Identification of a new order of root-colonising fungi in the Entorrhizomycota: Talbotiomycetales ord. nov. on eudicotyledons

The recently described fungal phylum Entorrhizomycota was established solely for the genus Entorrhiza, species of which cause root-galls in Cyperaceae and Juncaceae. Talbotiomyces calosporus (incertae sedis) shares morphological characteristics and an ecological niche with species of Entorrhiza. We investigated the higher classification of T. calosporus to determine whether it belongs in Entorrhizomycota. Ribosomal DNA sequences showed Talbotiomyces to be a close relative of Entorrhiza and both taxa form a highly supported monophyletic group. Based on molecular phylogenetic analyses and in congruence with existing morphological and ecological data, Entorrhiza and Talbotiomyces represent a deep dichotomy within the Entorrhizomycota. While species of Entorrhiza are characterised by dolipores and occur on monocotyledons, members of Talbotiomyces are characterised by simple pores and are associated with eudicotyledons. This expands the host range of the recently described Entorrhizomycota from Poales to other angiosperms. Higher taxa, namely Talbotiomycet ales ord. nov. and Talbotiomycetaceae fam. nov., are proposed here to accommodate Talbotiomyces.

Entorrhiza consists of species that form galls on roots of two monocotyledon sister families, Cyperaceae and Juncaceae. This enigmatic genus had an unstable and unresolved systematic position within the kingdom Fungi. Traditionally, it was considered a smut genus and classified in Tilletiaceae (Zundel 1953). In the modern classification of smut fungi, based on ultrastructure and molecular phylogeny, Entorrhiza was accommodated in the distinct family, order, subclass and class, Entorrhizaceae, Entorrhizales, Entorrhizomycetidae and Entorrhizomycetes, within the Ustilaginomycotina (Bauer et al. 1997, Begerow et al. 1998, 2007).
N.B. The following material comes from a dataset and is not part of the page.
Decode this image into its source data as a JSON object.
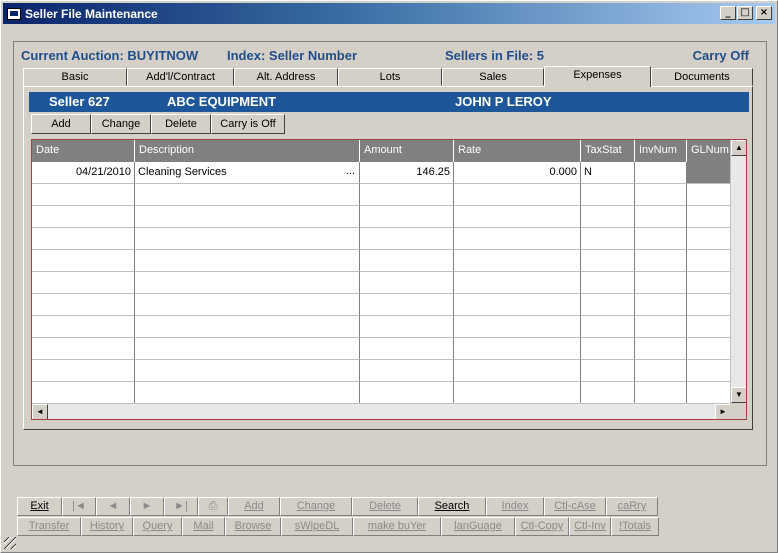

Bauer et al. (2015) demonstrated that Entorrhiza could not be assigned to any of the main fungal lineages and consequently established the novel phylum Entorrhizomycota. However, it remains unclear if Entorrhizomycota belongs to the subkingdom Dikarya, which comprises the phyla Ascomycota and Basidiomycota, or represents a sister group (Bauer et al. 2015).
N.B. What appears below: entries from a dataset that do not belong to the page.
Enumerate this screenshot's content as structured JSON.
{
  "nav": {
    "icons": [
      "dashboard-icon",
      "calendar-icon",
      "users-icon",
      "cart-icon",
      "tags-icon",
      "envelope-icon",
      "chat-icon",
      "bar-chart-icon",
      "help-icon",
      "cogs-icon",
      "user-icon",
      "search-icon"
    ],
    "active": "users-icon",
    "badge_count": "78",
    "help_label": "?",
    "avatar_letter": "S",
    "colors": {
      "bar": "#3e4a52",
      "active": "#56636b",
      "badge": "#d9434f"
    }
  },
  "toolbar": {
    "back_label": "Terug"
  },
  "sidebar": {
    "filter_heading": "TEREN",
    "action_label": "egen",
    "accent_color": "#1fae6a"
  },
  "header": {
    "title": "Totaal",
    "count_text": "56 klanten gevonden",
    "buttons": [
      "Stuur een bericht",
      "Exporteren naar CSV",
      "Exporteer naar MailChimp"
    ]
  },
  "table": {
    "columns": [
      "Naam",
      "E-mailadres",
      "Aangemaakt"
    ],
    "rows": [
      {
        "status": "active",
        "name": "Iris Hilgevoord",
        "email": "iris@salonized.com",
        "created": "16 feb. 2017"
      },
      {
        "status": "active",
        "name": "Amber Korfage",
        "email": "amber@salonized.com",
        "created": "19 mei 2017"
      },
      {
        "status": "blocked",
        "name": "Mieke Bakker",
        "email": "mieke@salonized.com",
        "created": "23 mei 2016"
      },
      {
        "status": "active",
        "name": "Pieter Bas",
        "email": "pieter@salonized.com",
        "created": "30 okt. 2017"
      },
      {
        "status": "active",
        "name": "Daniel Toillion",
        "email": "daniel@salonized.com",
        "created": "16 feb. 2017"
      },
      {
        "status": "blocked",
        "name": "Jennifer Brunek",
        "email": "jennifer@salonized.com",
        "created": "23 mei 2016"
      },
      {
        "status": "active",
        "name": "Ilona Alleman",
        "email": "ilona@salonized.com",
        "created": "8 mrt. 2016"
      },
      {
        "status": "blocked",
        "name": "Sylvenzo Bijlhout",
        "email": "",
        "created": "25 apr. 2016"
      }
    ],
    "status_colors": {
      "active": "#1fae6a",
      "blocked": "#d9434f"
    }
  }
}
Entorrhizomycota currently comprises a single genus, Entorrhiza, with 14 species that cause galls in the roots of Cyperaceae and Juncaceae (Fineran 1978, Vánky 1994, 2012, 2013, Denchev & Denchev 2012). Due to the different age estimates of the Entorrhizomycota versus those of their host groups, Bauer et al. (2015) hypothesized that known entorrhizomycotan species and their respective host range only reflect a very small portion of a much larger, yet undiscovered diversity. Species of Entorrhiza regularly form septate, clampless hyphae, which are coiled in living host cells. During spore formation, hyphae terminate with globose cells, which detach from the hyphae and become thick-walled teliospores (Fineran 1980, Deml & Oberwinkler 1981, Bauer et al. 2015). Talbotiomyces, a genus morphologically similar to Entorrhiza, was established to accommodate Entorrhiza calospora, a species causing galls on roots of some South African members of the eudicotyledonous order Caryophyllales (Vánky et al. 2007). Given the similar morphology and ecology of Talbotiomyces calosporus to those of Entorrhiza species, it is possible that Talbotiomyces might be an unrecognized member of the Entorrhizomycota. To test this hypothesis, we analysed the nuclear rDNA of an isotype of T. calosporus collected in 1943, with five species of Entorrhiza, and representatives of Dikarya and Glomeromycota.

Material

Specimen examined: Talbotiomyces calosporus: South Africa: Gauteng: Pretoria, Brummeria, near Murray Farm, on Limeum viscosum (syn. L. glomeratum), 30 Jan. 1943, J.J.O. Pazzi (BRIP: HUV 587 — isotype from PREM 33770 — holotype).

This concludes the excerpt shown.